On a day when media stocks were mostly higher, Mediaset, the Italian television broadcaster controlled by new Prime Minister Silvio Berlusconi, fell almost 4 per cent to €11.69.
The other big media loser was Dutch-based pan-European cable company UPC, which fell 5.4 per cent to €6.68 after it said a deal to get €1 billion from its parent UnitedGlobalCom would be renegotiated. While losses for the first-quarter were smaller than expected, revenues were below expectations. But UPC said it still expected to reach its sales target for 2001.
Technology stocks were higher with Nokia up 0.6 per cent to €35.30, Infineon up 1.25 per cent to €44.70 and ST Microelectronics up 1.7 per cent to €44.20.
Alcatel rose 2.1 per cent to €37.16 on reports that it planned to float 70-100 per cent of its Nexans cable division on June 13th, valuing the unit at €800 million. The exception was Ericsson, which fell 2.4 per cent to SKr62. Ericsson announced that it had shifted priority from getting new orders to bringing in money for those it had already won in a fight to return to positive cashflow.
Telecoms were mainly higher, with France Telecom up 1.2 per cent to €70.45, Telefonica up 2.25 per cent to €18.65 and Sonera up 3.3 per cent to €10.70.

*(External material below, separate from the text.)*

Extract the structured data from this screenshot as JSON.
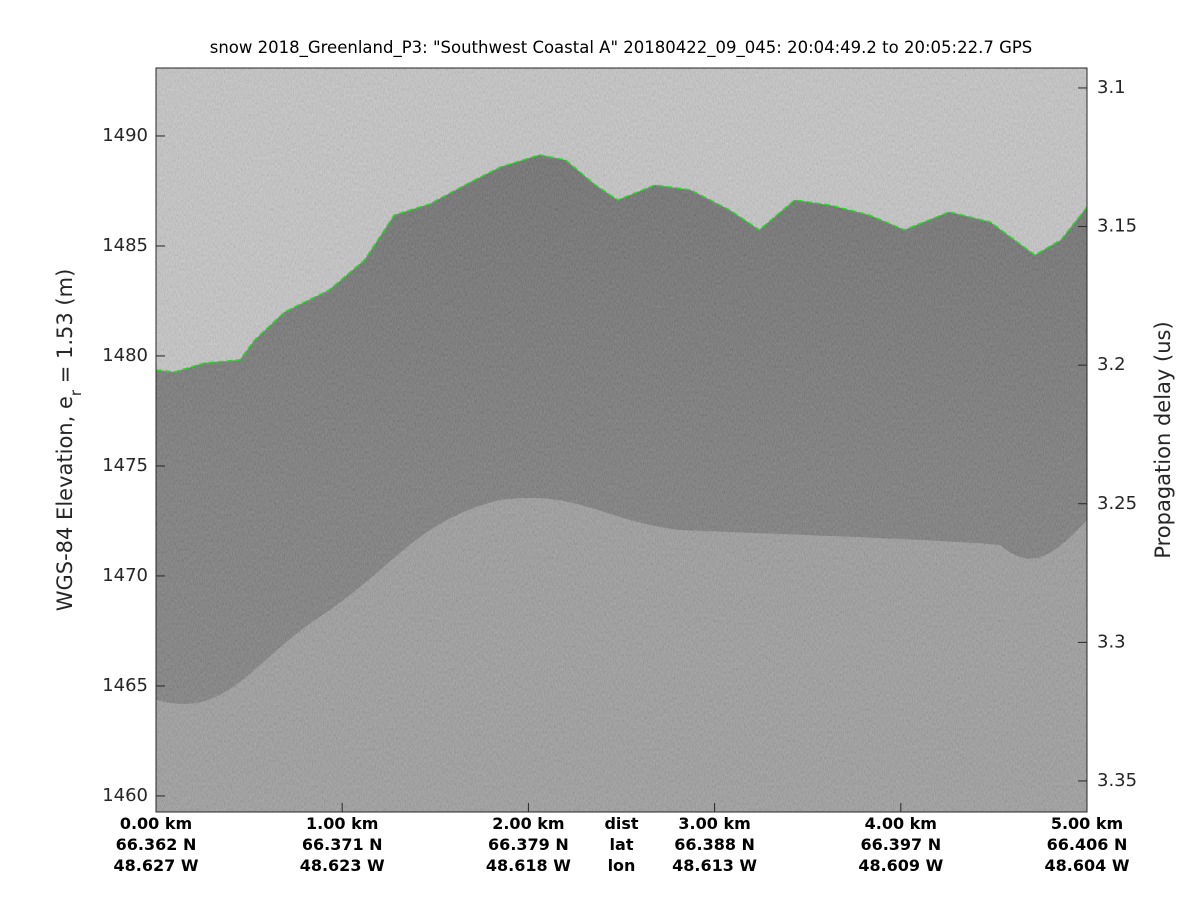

Dutch supermarket group Ahold gained 1.3 per cent to €35.95 following first-quarter turnover that showed greater resilience than most brokers had expected.
Strong first-quarter turnover got firmly behind French utility Suez, and amid market talk of broker upgrades once the full figures emerge, the stock jumped 3.6 per cent to €35.20. Sector switching was said to be responsible for a fall of 0.7 per cent to €41.95 at German rival RWE.
UBS, Switzerland's largest bank, put on 4.4 per cent to SFr258 despite mixed results which included a 29 per cent fall in net profits, at the lower end of expectations.